Lançado em 1950, o livro “Quarto do Despejo – Diário de uma Favelada”, da escritora Carolina Maria de Jesus, uma mulher negra e de origem humilde, a catadora de papel transformada em autora. Esta marcante obra, permanece imensamente importante e atual ao relatar nossa triste e evidente desigualdade social. No livro, ela apresentava, com relatos calcados em sua vida, a realidade miserável da favela do Canindé, às margens do rio Tietê. Seu livro de estréia, quando lançado, vendeu 10 mil cópias por volta de uma semana e chegou a ser traduzido em mais de duas dezenas de línguas. A simplicidade da elaboração de Carolina mostra a força de uma linguagem bela e essencial, que apresenta um depoimento de uma algo verdadeiramente belo e poético.
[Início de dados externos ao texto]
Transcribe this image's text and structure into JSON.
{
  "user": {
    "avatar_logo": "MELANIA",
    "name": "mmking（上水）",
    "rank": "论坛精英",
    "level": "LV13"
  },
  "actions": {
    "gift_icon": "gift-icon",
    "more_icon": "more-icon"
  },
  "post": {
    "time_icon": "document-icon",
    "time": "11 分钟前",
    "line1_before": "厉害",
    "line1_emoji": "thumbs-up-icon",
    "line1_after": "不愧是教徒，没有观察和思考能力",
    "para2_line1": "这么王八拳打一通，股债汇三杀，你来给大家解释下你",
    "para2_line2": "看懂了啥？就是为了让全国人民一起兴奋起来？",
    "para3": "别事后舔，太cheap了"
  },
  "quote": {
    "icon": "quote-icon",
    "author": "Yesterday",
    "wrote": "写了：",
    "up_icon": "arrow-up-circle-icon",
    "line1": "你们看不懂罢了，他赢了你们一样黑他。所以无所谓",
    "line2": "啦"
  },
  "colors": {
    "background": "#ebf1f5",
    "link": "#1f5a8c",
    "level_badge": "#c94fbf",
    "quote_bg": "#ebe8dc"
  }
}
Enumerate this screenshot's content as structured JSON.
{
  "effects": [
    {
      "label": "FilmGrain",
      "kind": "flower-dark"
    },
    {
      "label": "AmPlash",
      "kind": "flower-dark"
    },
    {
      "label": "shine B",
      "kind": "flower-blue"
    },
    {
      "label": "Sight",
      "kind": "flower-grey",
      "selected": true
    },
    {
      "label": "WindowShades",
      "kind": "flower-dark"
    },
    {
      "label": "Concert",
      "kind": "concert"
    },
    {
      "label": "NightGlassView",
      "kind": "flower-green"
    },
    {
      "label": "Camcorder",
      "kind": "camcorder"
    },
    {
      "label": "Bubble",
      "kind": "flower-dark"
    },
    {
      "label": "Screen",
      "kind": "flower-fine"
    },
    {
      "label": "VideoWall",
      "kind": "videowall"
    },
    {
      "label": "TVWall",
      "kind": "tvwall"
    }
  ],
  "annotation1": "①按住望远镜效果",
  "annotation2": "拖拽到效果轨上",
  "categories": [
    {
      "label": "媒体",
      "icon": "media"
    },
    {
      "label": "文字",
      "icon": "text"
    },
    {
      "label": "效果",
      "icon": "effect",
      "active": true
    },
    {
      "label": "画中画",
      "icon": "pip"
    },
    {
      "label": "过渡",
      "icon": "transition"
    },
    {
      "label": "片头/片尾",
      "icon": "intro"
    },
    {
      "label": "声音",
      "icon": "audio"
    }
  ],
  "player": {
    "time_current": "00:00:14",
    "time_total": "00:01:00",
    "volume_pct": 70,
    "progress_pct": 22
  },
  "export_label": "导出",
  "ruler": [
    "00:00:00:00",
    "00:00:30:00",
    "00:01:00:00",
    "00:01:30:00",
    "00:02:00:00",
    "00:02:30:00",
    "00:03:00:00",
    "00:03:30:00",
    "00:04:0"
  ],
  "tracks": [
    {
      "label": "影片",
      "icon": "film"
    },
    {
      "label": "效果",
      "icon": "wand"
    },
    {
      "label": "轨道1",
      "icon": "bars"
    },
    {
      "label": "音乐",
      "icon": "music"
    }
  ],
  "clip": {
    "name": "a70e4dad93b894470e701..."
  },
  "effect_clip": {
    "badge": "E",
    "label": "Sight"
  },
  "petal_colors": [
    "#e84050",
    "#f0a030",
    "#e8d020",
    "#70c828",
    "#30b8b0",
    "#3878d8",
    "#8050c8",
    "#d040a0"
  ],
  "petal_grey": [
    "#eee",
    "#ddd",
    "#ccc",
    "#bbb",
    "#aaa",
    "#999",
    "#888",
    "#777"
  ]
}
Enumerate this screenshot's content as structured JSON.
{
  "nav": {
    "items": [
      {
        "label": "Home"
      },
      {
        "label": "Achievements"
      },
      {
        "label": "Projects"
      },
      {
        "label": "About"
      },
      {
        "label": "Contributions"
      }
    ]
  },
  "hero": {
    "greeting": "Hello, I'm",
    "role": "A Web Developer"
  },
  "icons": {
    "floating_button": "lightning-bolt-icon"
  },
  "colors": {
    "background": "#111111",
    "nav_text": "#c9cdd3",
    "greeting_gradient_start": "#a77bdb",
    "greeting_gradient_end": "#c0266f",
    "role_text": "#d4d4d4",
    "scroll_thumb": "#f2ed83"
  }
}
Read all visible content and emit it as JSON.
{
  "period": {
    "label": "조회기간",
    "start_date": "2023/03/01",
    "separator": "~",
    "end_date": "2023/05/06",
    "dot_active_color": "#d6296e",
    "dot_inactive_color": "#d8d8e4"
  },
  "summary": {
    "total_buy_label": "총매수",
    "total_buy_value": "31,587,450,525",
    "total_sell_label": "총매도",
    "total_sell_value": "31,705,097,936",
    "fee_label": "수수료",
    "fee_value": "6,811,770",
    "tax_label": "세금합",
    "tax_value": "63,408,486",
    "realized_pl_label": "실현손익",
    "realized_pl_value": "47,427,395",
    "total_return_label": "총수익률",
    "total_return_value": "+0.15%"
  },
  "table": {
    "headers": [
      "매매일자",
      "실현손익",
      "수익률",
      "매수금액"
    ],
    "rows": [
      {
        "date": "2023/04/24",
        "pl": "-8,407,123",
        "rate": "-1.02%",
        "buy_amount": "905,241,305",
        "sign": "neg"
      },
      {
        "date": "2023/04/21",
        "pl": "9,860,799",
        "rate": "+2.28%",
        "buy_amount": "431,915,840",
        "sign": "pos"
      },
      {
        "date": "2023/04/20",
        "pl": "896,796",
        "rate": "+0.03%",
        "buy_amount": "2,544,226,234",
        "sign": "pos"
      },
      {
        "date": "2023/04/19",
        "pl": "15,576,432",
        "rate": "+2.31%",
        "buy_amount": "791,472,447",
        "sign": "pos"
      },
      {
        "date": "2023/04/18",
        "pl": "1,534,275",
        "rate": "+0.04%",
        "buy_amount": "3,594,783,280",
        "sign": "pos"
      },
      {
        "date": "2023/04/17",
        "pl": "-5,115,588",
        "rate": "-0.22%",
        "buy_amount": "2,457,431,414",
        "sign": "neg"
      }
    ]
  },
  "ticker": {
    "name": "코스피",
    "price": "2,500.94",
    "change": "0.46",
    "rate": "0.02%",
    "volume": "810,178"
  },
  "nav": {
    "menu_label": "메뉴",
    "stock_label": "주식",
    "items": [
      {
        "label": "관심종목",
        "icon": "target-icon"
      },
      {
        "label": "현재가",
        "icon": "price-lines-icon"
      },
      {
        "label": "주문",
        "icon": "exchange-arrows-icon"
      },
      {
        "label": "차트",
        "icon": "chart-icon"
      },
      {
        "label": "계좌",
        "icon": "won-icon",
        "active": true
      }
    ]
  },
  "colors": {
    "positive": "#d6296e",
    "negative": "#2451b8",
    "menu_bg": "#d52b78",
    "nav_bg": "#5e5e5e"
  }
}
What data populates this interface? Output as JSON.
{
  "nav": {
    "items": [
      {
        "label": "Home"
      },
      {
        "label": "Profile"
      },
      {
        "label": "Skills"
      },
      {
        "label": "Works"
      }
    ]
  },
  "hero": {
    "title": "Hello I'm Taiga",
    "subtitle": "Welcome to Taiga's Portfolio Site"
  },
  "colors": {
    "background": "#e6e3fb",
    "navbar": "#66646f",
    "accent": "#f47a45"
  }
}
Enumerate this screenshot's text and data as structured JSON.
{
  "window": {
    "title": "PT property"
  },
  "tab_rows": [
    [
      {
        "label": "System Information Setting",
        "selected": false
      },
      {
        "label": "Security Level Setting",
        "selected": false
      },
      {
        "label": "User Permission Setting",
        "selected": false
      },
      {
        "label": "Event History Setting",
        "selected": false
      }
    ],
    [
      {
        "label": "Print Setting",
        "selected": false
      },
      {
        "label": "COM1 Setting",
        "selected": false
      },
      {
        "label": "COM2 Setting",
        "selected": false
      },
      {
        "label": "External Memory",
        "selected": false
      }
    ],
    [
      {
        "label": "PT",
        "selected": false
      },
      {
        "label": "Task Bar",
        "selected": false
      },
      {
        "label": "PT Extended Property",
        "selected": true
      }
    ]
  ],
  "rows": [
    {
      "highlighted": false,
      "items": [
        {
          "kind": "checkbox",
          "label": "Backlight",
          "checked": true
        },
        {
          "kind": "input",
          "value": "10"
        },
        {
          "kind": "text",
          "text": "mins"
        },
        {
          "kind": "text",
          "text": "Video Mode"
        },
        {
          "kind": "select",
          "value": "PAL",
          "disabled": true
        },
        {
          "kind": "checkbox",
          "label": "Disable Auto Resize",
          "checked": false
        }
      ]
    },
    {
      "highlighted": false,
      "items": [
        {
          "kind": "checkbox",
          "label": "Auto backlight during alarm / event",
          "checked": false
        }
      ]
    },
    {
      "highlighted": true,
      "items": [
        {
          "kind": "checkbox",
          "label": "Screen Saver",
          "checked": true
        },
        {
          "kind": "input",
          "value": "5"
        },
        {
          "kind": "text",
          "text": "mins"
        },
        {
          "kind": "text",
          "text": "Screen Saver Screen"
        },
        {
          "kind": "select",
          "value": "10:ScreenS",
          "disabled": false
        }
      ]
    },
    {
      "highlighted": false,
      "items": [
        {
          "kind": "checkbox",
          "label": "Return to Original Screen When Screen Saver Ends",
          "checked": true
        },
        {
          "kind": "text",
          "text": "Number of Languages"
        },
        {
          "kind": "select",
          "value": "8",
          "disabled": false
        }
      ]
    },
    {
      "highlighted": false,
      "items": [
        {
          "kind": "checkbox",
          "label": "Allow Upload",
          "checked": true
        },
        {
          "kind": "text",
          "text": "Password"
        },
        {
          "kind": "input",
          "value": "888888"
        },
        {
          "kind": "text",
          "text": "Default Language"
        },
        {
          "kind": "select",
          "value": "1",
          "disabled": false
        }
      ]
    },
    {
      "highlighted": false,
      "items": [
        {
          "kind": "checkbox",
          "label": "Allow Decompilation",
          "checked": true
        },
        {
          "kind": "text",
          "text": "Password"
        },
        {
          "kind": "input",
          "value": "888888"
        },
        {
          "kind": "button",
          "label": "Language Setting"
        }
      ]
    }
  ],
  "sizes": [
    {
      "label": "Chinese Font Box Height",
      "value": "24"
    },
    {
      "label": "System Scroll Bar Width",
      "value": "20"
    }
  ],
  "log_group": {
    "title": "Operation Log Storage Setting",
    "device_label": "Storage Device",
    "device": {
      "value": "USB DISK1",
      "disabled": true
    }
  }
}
Depois que acabou saindo de cena, quando morreu em 1977, a vida surge como uma forma de ocupar um lugar que a escritora conquistou, mas que o tempo fez esquecer. Quem quiser ver os cadernos originais de Carolina Maria de Jesus deve ir até a cidade mineira de Sacramento, na região do Alto Paranaíba, onde ela nasceu em 14 de março de 1914 num local que ainda recendia, e de fato vivia, a lógica da escravidão. É lá que estão 37 volumes originais dos manuscritos da escritora. O verdadeiro quarto do despejo, narrado pela escritora, é sebento, violento, permeado por doenças, alcoolismo e fome. Sendo a tragédia que é mostrada fome, logo de início da obra, é definida como a escravidão dos tempos modernos e desvendando a catarse artística que nos faz compreender a verdadeira realidade.
Mas o livro também é cheio de reflexões de Carolina sobre o Brasil e a vida da mulher negra que como ela, trabalhava na maior parte do tempo como catadora de papel, que criava sozinha três filhos pequenos e era autora de dezenas e dezenas de cadernos, entre eles, um diário extenso, que virou o livro “Quarto de Despejo”, onde tem vários formatos, como cinema, teatro e até letra de música, pois sua história, para além de seu sucesso, é mesmo um resumo da desigualdade brasileira.
Carolina de Maria de Jesus era conhecida como língua de fogo, pois defendia a reforma agrária, fazia elogios à revolução cubana e praticamente com apenas seu conhecimento empírico, despertou inveja na burguesia afetada e ignorante, sendo uma comprovação literária precisa da vida de uma mulher negra. Uma escritora, cuja vida é, por si só, um signo, que exprimiram a radicalidade como destino de sofrimento e carência a transformar em beleza e significado, não deixando de haver muito mistério de ser negra, oriunda da raça-mão-de-obra. Mulher brasileira, lhe restou o verso e a literatura para construir a expressão de sua pena.